Being a freelancer allows you certain freedoms, such as greater control over the projects you work on and the people you deal with, but it also involves the responsibility of ensuring that you are paid. Indeed, cash flow is one of the most common challenges that businesses face. Over 57% of small businesses in the UK report that they have encountered cash flow problems, and 24% indicating that late payments constitute a threat to their survival. With this in mind, its essential to do everything possible on your end to manage your cash flow.
Cash flow refers to the movement of money in and out, and as a freelancer, it is your responsibility to maximise your income while minimising your outgoings. Taking your eye off the ball might result in money arriving too slowly and departing too quickly, putting your cash flow at risk, resulting in financial trouble. While you may be busy, consulting a professional accountant, implementing some special techniques, and planning will assist you in managing and improving your cash flow effectively. The various ways of managing your cash flow as a freelancer are as follows –
Keep track of your cash flow– To begin, its essential to stay on top of your finances and manage your cash flow by having a solid understanding of where your money will come from and where it will go. Looking ahead, its important to know your revenue and expenses for the next few months to ensure that your figures dont fall out of balance. As a freelancer, entering all estimated and confirmed figures into a spread sheet will assist you in staying on top of your books while also forecasting for the future and preparing for any expected business slowdowns.
Understanding when and where the money is expected to come will help you organise your workload and identify your most reliable paying clients. Keeping a spread sheet that tracks where money comes from when it is due, and when it is received may also help you identify any clients that are consistently producing cash flow issues by paying late or not at all.
Stay on top of Invoicing– Another strategy to manage your cash flow effectively as a freelancer is to have a well-organized invoicing and payment system. To maintain a healthy cash flow, money must come in on a regular basis, and in order for that to happen, you must guarantee that you are billing your clients accurately. As a freelancer, it is your job to ensure that you are paid, therefore establish an invoicing system and follow up on late payments.
When you send your invoice is entirely up to you, and with some clients, you may set specific payment dates. Some freelancers choose to invoice for services immediately upon completion to avoid forgetting, while others request payment midway through a project to help manage their cash flow and ensure a consistent stream of money.
Review your charges and prices– If you're having difficulty managing your cash flow yet constantly appear to be working, it may be time to review your prices. As a freelancer, you must be aware of your worth and the current professional cost for the services you perform. Avoiding selling yourself short is vital if you want to earn a good income and avoid running into cash flow problems.

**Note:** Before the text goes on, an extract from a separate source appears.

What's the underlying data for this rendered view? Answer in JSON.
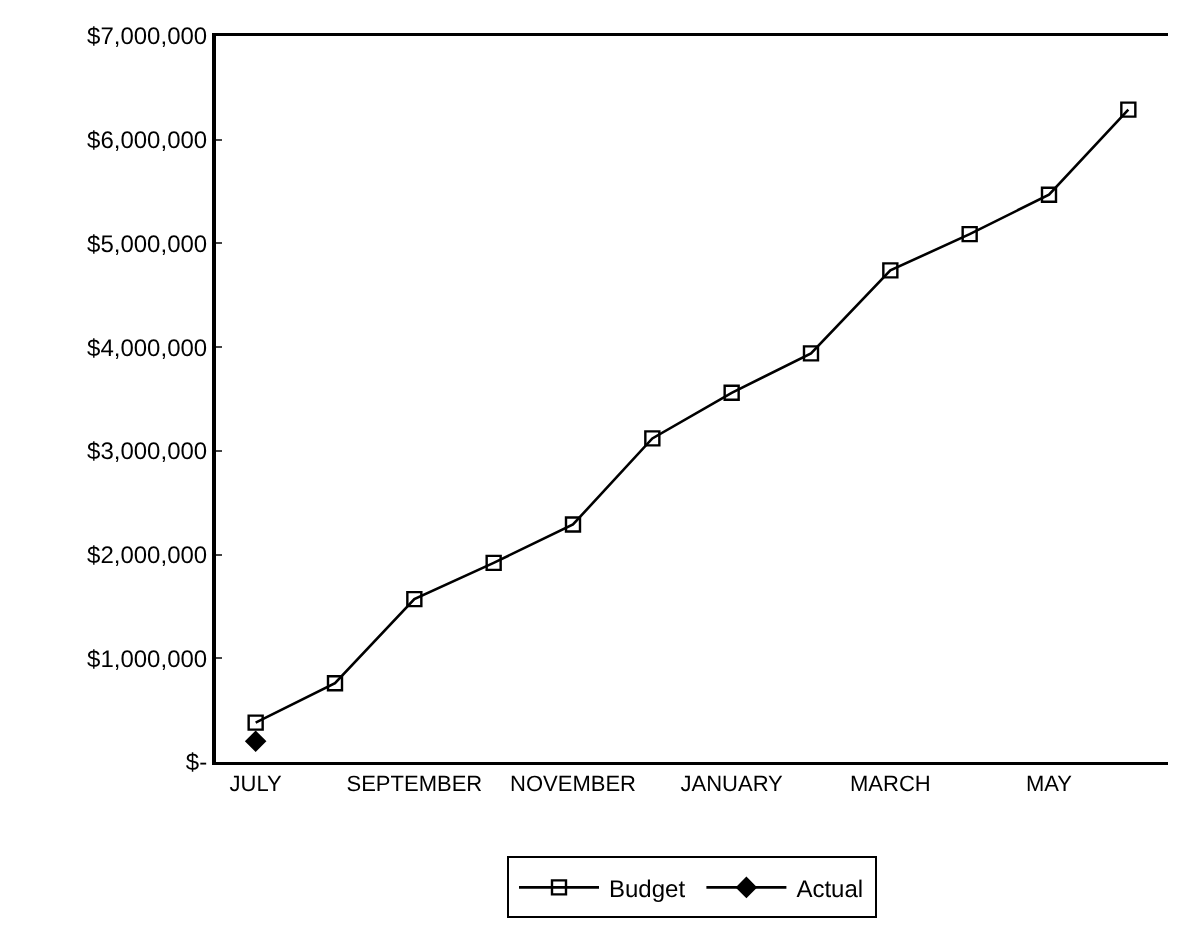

Take the time to analyse how many hours you offer to specific clients each month. This will assist you in determining who gets the most out of you and who pays you the least per hour. Similarly, if you have established long-term connections with other clients, do not be hesitant to increase your fees if you believe you have a valid reason to do so.
Build a Buffer– Always keep a buffer in the bank to cover you in the event of a quiet period of work or unforeseen costs and expenses. Having at least a couple of months worth of operating expenses in reserve can help you minimise financial strain and improve your cash flow management. For example, if you rely on your laptop for work and it breaks, having enough money saved up to replace a it ensures you don't fall behind on already-scheduled commissions without disrupting your cash flow.
Additionally, it will assist in keeping everything afloat if a client defaults on a payment or you lose a large source of income.
Consider using an Accountant– If you work freelance, its a smart idea to hire someone, and a professional accountant will reduce some of the tension. They may help with bookkeeping, annual tax preparation, accounting, and conduct a financial health check. Additionally, an accountant can assist you in reviewing sales records, balance sheets, income and expenditure, all of which will help you manage your cash flow and plan for the future.
Separate your personal and business accounts– As a freelancer, you can combine personal and business expenses in the same account. However, this can create confusion and may result in you accidentally utilising business funds to cover personal expenses. Additionally, it complicates the process of filing your self-assessment tax return, as business payments must be anticipated from personal transactions. As a result, it is recommended that you separate your business and personal bank accounts.
Switch to cloud accounting software– You probably went freelance to earn a living from one of your skills, not to spend all of your time monitoring your accounts. Cloud accounting software such as Nomisma includes plenty of automated services to assist you with invoicing, cost management, and filing your self-assessment tax return. This helps you to make key strategic decisions at critical points in time.